ADDING its voice for clean air, environmental group Pollution Control Association of the Philippines (PCAPI) has joined the clamor to push forward with the shift to electric vehicles in line with the government efforts toward decarbonization.
PCAPI’s statement was in response to the earlier announcement of National Economic Development Authority (NEDA) Secretary Arsenio Baliscan that Executive Order No. 12 series of 2023 will be up for review by February 2024 amid concerns raised by several EV industry stakeholders with the exclusion of e-motorcycles in the tax break coverage of the order.
PCAPI said the tax incentives to e-motorcycles will allow majority of the Filipino population to shift to affordable and eco-friendly transportation.
“This will allow more of the majority of public access to affordable transportation… Also this can minimize what I believe [is] a major issue of pollution in highly urbanized [communities], idling in traffic,” PCAPI vice president for external affairs Jeremiah Dwight Sebastian said in an interview.
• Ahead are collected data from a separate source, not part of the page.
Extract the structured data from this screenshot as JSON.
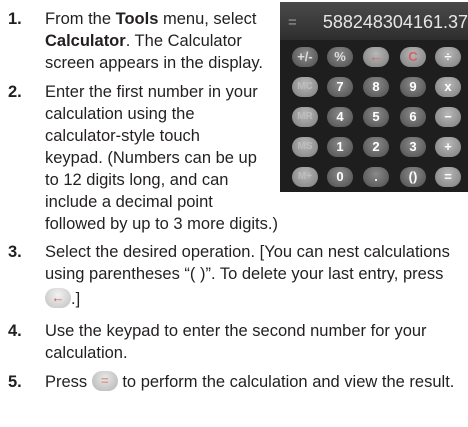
{
  "steps": [
    {
      "number": "1.",
      "lines": [
        [
          "From the ",
          "Tools",
          " menu, select"
        ],
        [
          "",
          "Calculator",
          ". The Calculator"
        ],
        [
          "screen appears in the display.",
          "",
          ""
        ]
      ]
    },
    {
      "number": "2.",
      "lines": [
        "Enter the first number in your",
        "calculation using the",
        "calculator-style touch",
        "keypad. (Numbers can be up",
        "to 12 digits long, and can",
        "include a decimal point",
        "followed by up to 3 more digits.)"
      ]
    },
    {
      "number": "3.",
      "lines": [
        "Select the desired operation. [You can nest calculations",
        "using parentheses  “( )”. To delete your last entry, press",
        ".]"
      ]
    },
    {
      "number": "4.",
      "lines": [
        "Use the keypad to enter the second number for your",
        "calculation."
      ]
    },
    {
      "number": "5.",
      "before": "Press ",
      "after": " to perform the calculation and view the result."
    }
  ],
  "calculator": {
    "display_equals": "=",
    "display_value": "588248304161.37",
    "keys": [
      [
        "+/-",
        "%",
        "←",
        "C",
        "÷"
      ],
      [
        "MC",
        "7",
        "8",
        "9",
        "x"
      ],
      [
        "MR",
        "4",
        "5",
        "6",
        "−"
      ],
      [
        "MS",
        "1",
        "2",
        "3",
        "+"
      ],
      [
        "M+",
        "0",
        ".",
        "()",
        "="
      ]
    ]
  },
  "icons": {
    "backspace": "←",
    "equals": "="
  }
}
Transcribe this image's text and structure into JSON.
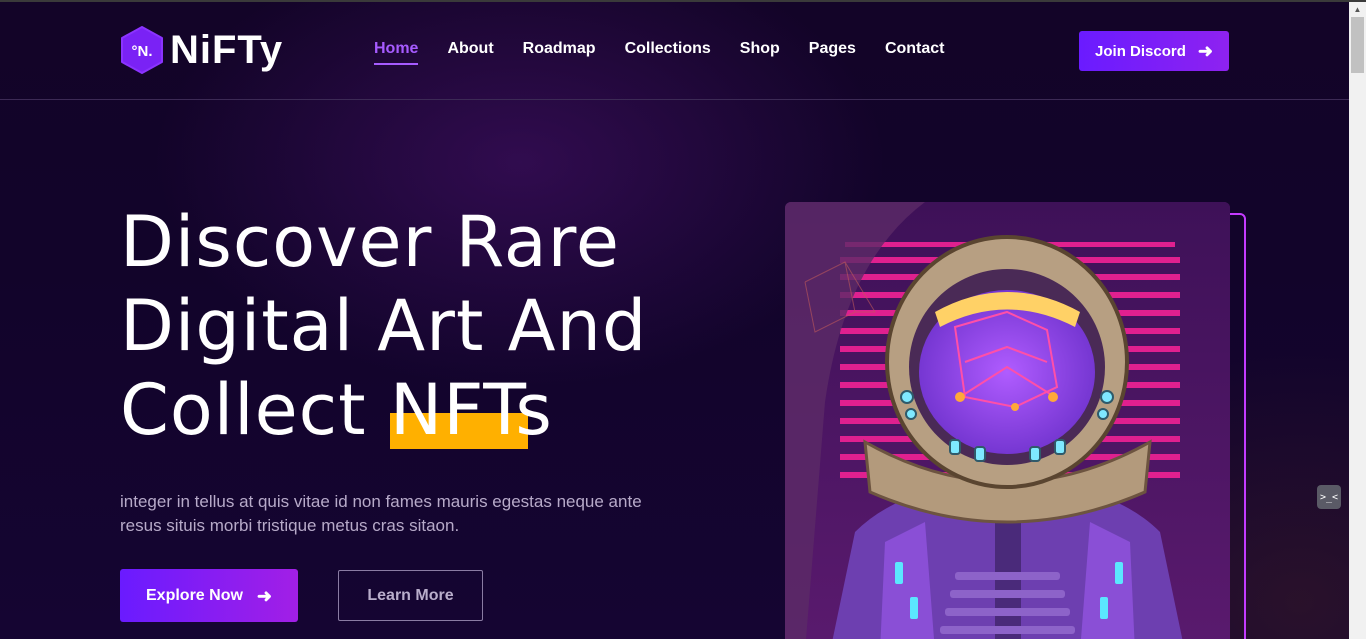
{
  "brand": {
    "logo_mark": "°N.",
    "name": "NiFTy"
  },
  "nav": {
    "items": [
      {
        "label": "Home",
        "active": true
      },
      {
        "label": "About"
      },
      {
        "label": "Roadmap"
      },
      {
        "label": "Collections"
      },
      {
        "label": "Shop"
      },
      {
        "label": "Pages"
      },
      {
        "label": "Contact"
      }
    ]
  },
  "header": {
    "cta_label": "Join Discord"
  },
  "hero": {
    "title_lines": [
      "Discover Rare",
      "Digital Art And",
      "Collect NFTs"
    ],
    "description": "integer in tellus at quis vitae id non fames mauris egestas neque ante resus situis morbi tristique metus cras sitaon.",
    "primary_button": "Explore Now",
    "secondary_button": "Learn More"
  },
  "icons": {
    "arrow": "arrow-right-icon",
    "widget": "code-widget-icon"
  },
  "widget": {
    "label": ">_<"
  },
  "colors": {
    "accent": "#7a1fff",
    "highlight": "#ffb000",
    "background": "#12042a"
  }
}
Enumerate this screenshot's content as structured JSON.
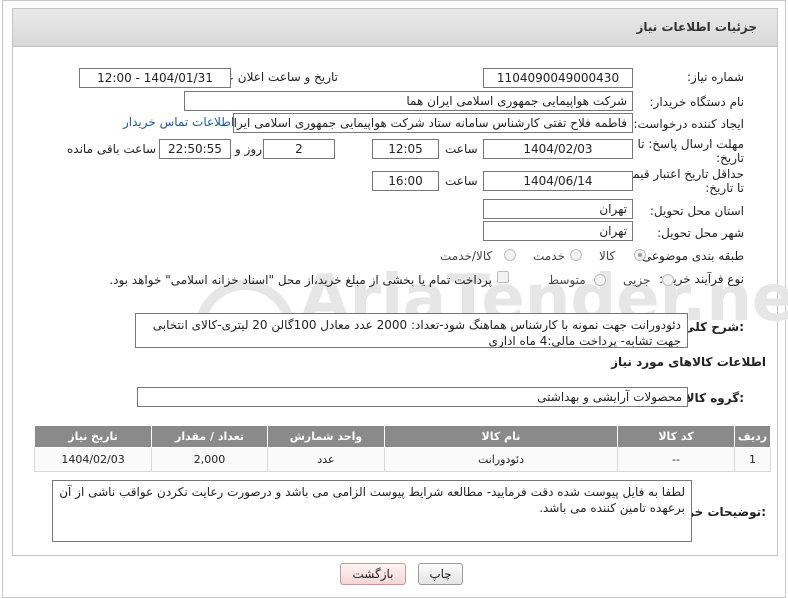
{
  "header": {
    "title": "جزئیات اطلاعات نیاز"
  },
  "form": {
    "need_number_label": "شماره نیاز:",
    "need_number": "1104090049000430",
    "announce_label": "تاریخ و ساعت اعلان عمومی:",
    "announce_value": "1404/01/31 - 12:00",
    "buyer_org_label": "نام دستگاه خریدار:",
    "buyer_org": "شرکت هواپیمایی جمهوری اسلامی ایران هما",
    "creator_label": "ایجاد کننده درخواست:",
    "creator": "فاطمه فلاح تفتی کارشناس سامانه ستاد شرکت هواپیمایی جمهوری اسلامی ایران",
    "buyer_contact_link": "اطلاعات تماس خریدار",
    "deadline_label_1": "مهلت ارسال پاسخ: تا",
    "deadline_label_2": "تاریخ:",
    "deadline_date": "1404/02/03",
    "time_label": "ساعت",
    "deadline_time": "12:05",
    "days_value": "2",
    "days_label": "روز و",
    "remaining_time": "22:50:55",
    "remaining_label": "ساعت باقی مانده",
    "min_valid_label_1": "حداقل تاریخ اعتبار قیمت:",
    "min_valid_label_2": "تا تاریخ:",
    "min_valid_date": "1404/06/14",
    "min_valid_time_label": "ساعت",
    "min_valid_time": "16:00",
    "province_label": "استان محل تحویل:",
    "province": "تهران",
    "city_label": "شهر محل تحویل:",
    "city": "تهران",
    "category_label": "طبقه بندی موضوعی:",
    "category_options": [
      "کالا",
      "خدمت",
      "کالا/خدمت"
    ],
    "category_selected": "کالا",
    "process_label": "نوع فرآیند خرید :",
    "process_options": [
      "جزیی",
      "متوسط"
    ],
    "process_selected": "جزیی",
    "payment_note": "پرداخت تمام یا بخشی از مبلغ خرید،از محل \"اسناد خزانه اسلامی\" خواهد بود."
  },
  "description": {
    "label": "شرح کلی نیاز:",
    "text": "دئودورانت جهت نمونه با کارشناس هماهنگ شود-تعداد: 2000 عدد معادل 100گالن 20 لیتری-کالای انتخابی جهت تشابه- پرداخت مالی:4 ماه اداری"
  },
  "goods": {
    "section_title": "اطلاعات کالاهای مورد نیاز",
    "group_label": "گروه کالا:",
    "group_value": "محصولات آرایشی و بهداشتی",
    "columns": [
      "ردیف",
      "کد کالا",
      "نام کالا",
      "واحد شمارش",
      "تعداد / مقدار",
      "تاریخ نیاز"
    ],
    "rows": [
      [
        "1",
        "--",
        "دئودورانت",
        "عدد",
        "2,000",
        "1404/02/03"
      ]
    ]
  },
  "buyer_notes": {
    "label": "توضیحات خریدار:",
    "text": "لطفا به فایل پیوست شده دقت فرمایید- مطالعه شرایط پیوست الزامی می باشد و درصورت رعایت نکردن عواقب ناشی از آن برعهده تامین کننده می باشد."
  },
  "buttons": {
    "print": "چاپ",
    "back": "بازگشت"
  },
  "watermark": {
    "text": "AriaTender.neT"
  },
  "colors": {
    "link": "#1a5aa6",
    "table_header": "#8a8a8a",
    "watermark": "#e6e6e6"
  }
}
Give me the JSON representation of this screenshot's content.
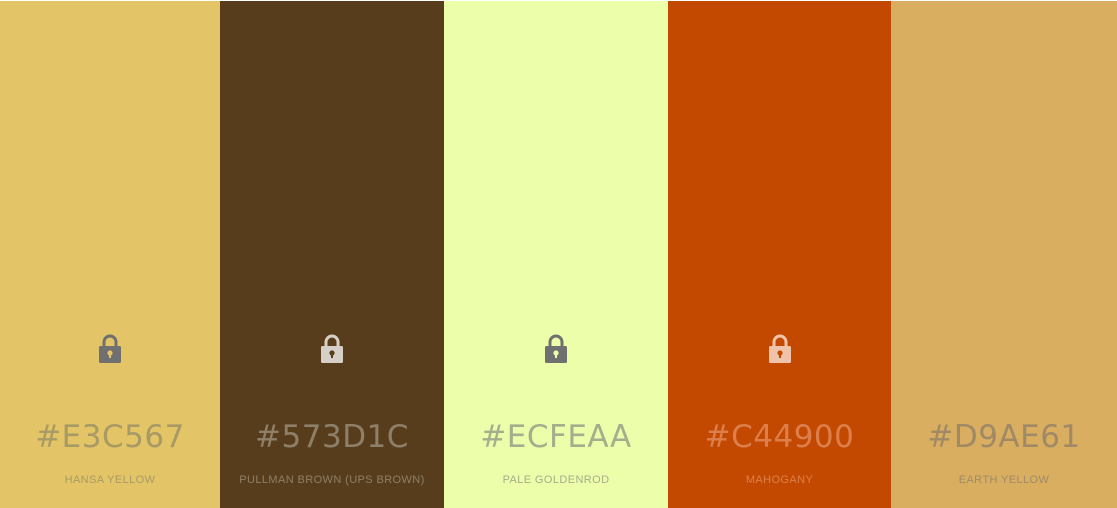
{
  "swatches": [
    {
      "hex": "#E3C567",
      "name": "HANSA YELLOW",
      "background": "#E3C567",
      "text_color": "#A89A65",
      "lock_color": "#707070",
      "lock_hole_color": "#E3C567",
      "icon": "lock-icon"
    },
    {
      "hex": "#573D1C",
      "name": "PULLMAN BROWN (UPS BROWN)",
      "background": "#573D1C",
      "text_color": "#8E7F68",
      "lock_color": "#D6CFC7",
      "lock_hole_color": "#573D1C",
      "icon": "lock-icon"
    },
    {
      "hex": "#ECFEAA",
      "name": "PALE GOLDENROD",
      "background": "#ECFEAA",
      "text_color": "#A6AD8C",
      "lock_color": "#707070",
      "lock_hole_color": "#ECFEAA",
      "icon": "lock-icon"
    },
    {
      "hex": "#C44900",
      "name": "MAHOGANY",
      "background": "#C44900",
      "text_color": "#DC7F4C",
      "lock_color": "#F0C4AA",
      "lock_hole_color": "#C44900",
      "icon": "lock-icon"
    },
    {
      "hex": "#D9AE61",
      "name": "EARTH YELLOW",
      "background": "#D9AE61",
      "text_color": "#A08A66",
      "lock_color": null,
      "lock_hole_color": null,
      "icon": null
    }
  ]
}
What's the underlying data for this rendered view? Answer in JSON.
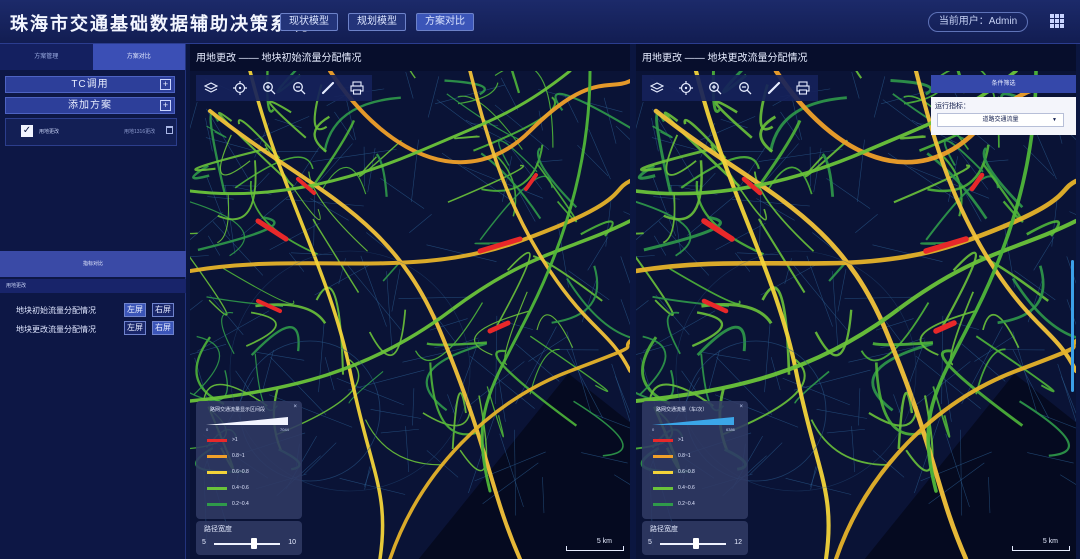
{
  "header": {
    "title": "珠海市交通基础数据辅助决策系统",
    "nav": [
      "现状模型",
      "规划模型",
      "方案对比"
    ],
    "user": "当前用户：Admin"
  },
  "sidebar": {
    "tabs": [
      "方案管理",
      "方案对比"
    ],
    "tc_call": "TC调用",
    "add_scheme": "添加方案",
    "scheme_name": "用地更改",
    "scheme_meta": "用地1316更改",
    "compare_bar": "指标对比",
    "compare_sub": "用地更改",
    "rows": [
      {
        "label": "地块初始流量分配情况",
        "left": "左屏",
        "right": "右屏"
      },
      {
        "label": "地块更改流量分配情况",
        "left": "左屏",
        "right": "右屏"
      }
    ]
  },
  "left_panel": {
    "title": "用地更改 —— 地块初始流量分配情况",
    "legend_title": "路网交通流量显示区间段",
    "scale_lo": "0",
    "scale_hi": "7044",
    "width_title": "路径宽度",
    "width_min": "5",
    "width_max": "10",
    "width_value": 0.6,
    "scale_text": "5 km"
  },
  "right_panel": {
    "title": "用地更改 —— 地块更改流量分配情况",
    "legend_title": "路网交通流量（车/次）",
    "scale_lo": "0",
    "scale_hi": "6386",
    "width_title": "路径宽度",
    "width_min": "5",
    "width_max": "12",
    "width_value": 0.55,
    "scale_text": "5 km",
    "cond_head": "条件筛选",
    "cond_label": "运行指标：",
    "cond_value": "道路交通流量"
  },
  "legend_items": [
    {
      "label": ">1",
      "color": "#e8282a"
    },
    {
      "label": "0.8~1",
      "color": "#f0a02a"
    },
    {
      "label": "0.6~0.8",
      "color": "#f2d33a"
    },
    {
      "label": "0.4~0.6",
      "color": "#6ac33a"
    },
    {
      "label": "0.2~0.4",
      "color": "#2f9a4a"
    }
  ],
  "colors": {
    "accent": "#3b55b8",
    "background": "#0b1640",
    "scroll": "#3ba0e8"
  },
  "toolbar_icons": [
    "layers-icon",
    "locate-icon",
    "zoom-in-icon",
    "zoom-out-icon",
    "measure-icon",
    "print-icon"
  ]
}
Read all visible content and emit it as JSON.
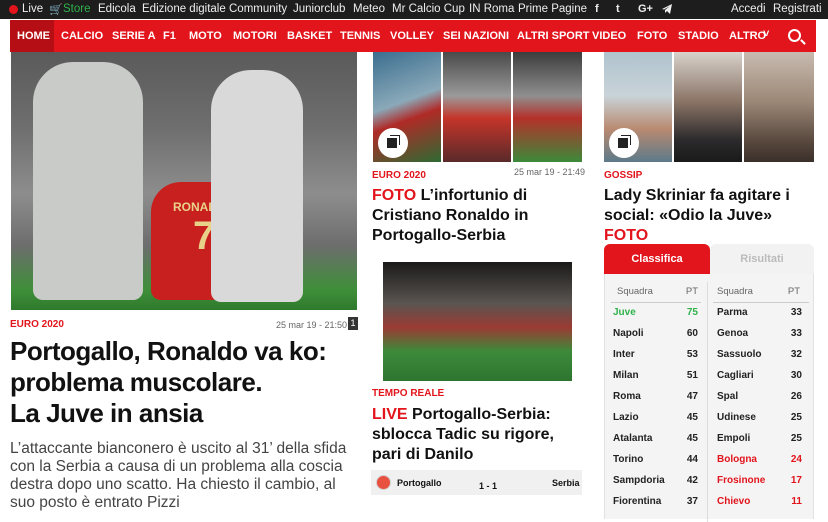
{
  "topbar": {
    "live": "Live",
    "store": "Store",
    "links": [
      "Edicola",
      "Edizione digitale",
      "Community",
      "Juniorclub",
      "Meteo",
      "Mr Calcio Cup",
      "IN Roma",
      "Prime Pagine"
    ],
    "social": [
      "f",
      "t",
      "G+",
      "telegram"
    ],
    "accedi": "Accedi",
    "registrati": "Registrati"
  },
  "nav": {
    "items": [
      "HOME",
      "CALCIO",
      "SERIE A",
      "F1",
      "MOTO",
      "MOTORI",
      "BASKET",
      "TENNIS",
      "VOLLEY",
      "SEI NAZIONI",
      "ALTRI SPORT",
      "VIDEO",
      "FOTO",
      "STADIO",
      "ALTRO"
    ],
    "altro_chevron": "˅"
  },
  "main": {
    "category": "EURO 2020",
    "date": "25 mar 19 - 21:50",
    "count": "1",
    "shirt_name": "RONALDO",
    "shirt_number": "7",
    "title_lines": [
      "Portogallo, Ronaldo va ko:",
      "problema muscolare.",
      "La Juve in ansia"
    ],
    "summary": "L’attaccante bianconero è uscito al 31’ della sfida con la Serbia a causa di un problema alla coscia destra dopo uno scatto. Ha chiesto il cambio, al suo posto è entrato Pizzi"
  },
  "mid1": {
    "category": "EURO 2020",
    "date": "25 mar 19 - 21:49",
    "prefix": "FOTO",
    "title_rest": " L’infortunio di Cristiano Ronaldo in Portogallo-Serbia"
  },
  "mid2": {
    "category": "TEMPO REALE",
    "prefix": "LIVE",
    "title_rest": " Portogallo-Serbia: sblocca Tadic su rigore, pari di Danilo",
    "home": "Portogallo",
    "score": "1 - 1",
    "away": "Serbia"
  },
  "right1": {
    "category": "GOSSIP",
    "title": "Lady Skriniar fa agitare i social: «Odio la Juve»",
    "suffix": "FOTO"
  },
  "standings": {
    "tab_active": "Classifica",
    "tab_inactive": "Risultati",
    "col_team": "Squadra",
    "col_pt": "PT",
    "left": [
      {
        "team": "Juve",
        "pt": "75"
      },
      {
        "team": "Napoli",
        "pt": "60"
      },
      {
        "team": "Inter",
        "pt": "53"
      },
      {
        "team": "Milan",
        "pt": "51"
      },
      {
        "team": "Roma",
        "pt": "47"
      },
      {
        "team": "Lazio",
        "pt": "45"
      },
      {
        "team": "Atalanta",
        "pt": "45"
      },
      {
        "team": "Torino",
        "pt": "44"
      },
      {
        "team": "Sampdoria",
        "pt": "42"
      },
      {
        "team": "Fiorentina",
        "pt": "37"
      }
    ],
    "right": [
      {
        "team": "Parma",
        "pt": "33"
      },
      {
        "team": "Genoa",
        "pt": "33"
      },
      {
        "team": "Sassuolo",
        "pt": "32"
      },
      {
        "team": "Cagliari",
        "pt": "30"
      },
      {
        "team": "Spal",
        "pt": "26"
      },
      {
        "team": "Udinese",
        "pt": "25"
      },
      {
        "team": "Empoli",
        "pt": "25"
      },
      {
        "team": "Bologna",
        "pt": "24"
      },
      {
        "team": "Frosinone",
        "pt": "17"
      },
      {
        "team": "Chievo",
        "pt": "11"
      }
    ],
    "colors": {
      "leader": "#2fb24a",
      "relegation": "#e2141c"
    }
  }
}
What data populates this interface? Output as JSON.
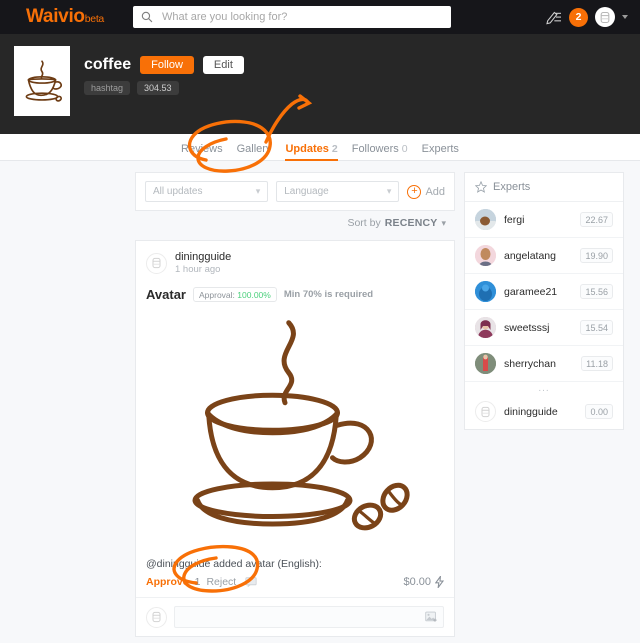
{
  "topnav": {
    "brand": "Waivio",
    "brand_suffix": "beta",
    "search_placeholder": "What are you looking for?",
    "search_value": "",
    "notification_count": "2",
    "icons": {
      "search": "search-icon",
      "pen": "pen-edit-icon",
      "avatar": "user-avatar-icon",
      "caret": "chevron-down-icon"
    }
  },
  "profile": {
    "name": "coffee",
    "follow_label": "Follow",
    "edit_label": "Edit",
    "type_chip": "hashtag",
    "score_chip": "304.53"
  },
  "tabs": [
    {
      "label": "Reviews",
      "count": "",
      "active": false
    },
    {
      "label": "Gallery",
      "count": "",
      "active": false
    },
    {
      "label": "Updates",
      "count": "2",
      "active": true
    },
    {
      "label": "Followers",
      "count": "0",
      "active": false
    },
    {
      "label": "Experts",
      "count": "",
      "active": false
    }
  ],
  "filters": {
    "updates_select": "All updates",
    "language_select": "Language",
    "add_label": "Add",
    "sort_label": "Sort by",
    "sort_value": "RECENCY"
  },
  "post": {
    "author": "diningguide",
    "time": "1 hour ago",
    "field_title": "Avatar",
    "approval_prefix": "Approval:",
    "approval_value": "100.00%",
    "approval_note": "Min 70% is required",
    "caption": "@diningguide added avatar (English):",
    "approve_label": "Approve",
    "approve_count": "1",
    "reject_label": "Reject",
    "payout": "$0.00",
    "comment_placeholder": ""
  },
  "experts_panel": {
    "title": "Experts",
    "items": [
      {
        "name": "fergi",
        "score": "22.67",
        "avatar_color": "#b7c7d4"
      },
      {
        "name": "angelatang",
        "score": "19.90",
        "avatar_color": "#f2d4da"
      },
      {
        "name": "garamee21",
        "score": "15.56",
        "avatar_color": "#2f8fd8"
      },
      {
        "name": "sweetsssj",
        "score": "15.54",
        "avatar_color": "#d9b9c9"
      },
      {
        "name": "sherrychan",
        "score": "11.18",
        "avatar_color": "#8a9b86"
      },
      {
        "name": "diningguide",
        "score": "0.00",
        "avatar_color": "#ffffff"
      }
    ],
    "ellipsis": "..."
  },
  "colors": {
    "accent": "#f87007",
    "nav_bg": "#16161a",
    "profile_bg": "#272727",
    "page_bg": "#f7f8fa",
    "approval_green": "#4cd07d",
    "coffee_brown": "#7a4318"
  }
}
“The point here is there is a need for stakeholders and [implementers] to communicate and also capacitate enforcers to avoid miscommunication and implement this properly,” Sebastian also said.
According to the Statista Research Department, there are more than 7.81 million registered motorcycles in the Philippines as of 2022.
The Department of Energy targets to roll out 2,454, 200 EVs by 2028, comprising of cars, tricycles, motorcycles and buses. It also aims to set up 65,000 charging stations nationwide to be used by the EVs.
Philippine Business for Environmental Stewardship secretary general Felix Jose Vitangcol previously said that the EO should be revised to make it more inclusive by including motorcycles and other 2-wheeled vehicles so Filipinos from different social classes can afford to shift to green technology amid the soaring prices of gasoline.
“Only more affluent Filipinos — indeed a limited segment of the population — can afford to buy four-wheel vehicles and hence enjoy these incentives… This is why the government must make these tax incentives more inclusive,” Vitangcol said.
The shift to EVs is one of the government’s strategies to help decarbonize the Philippines and stop its reliance on fossil fuels for power generation.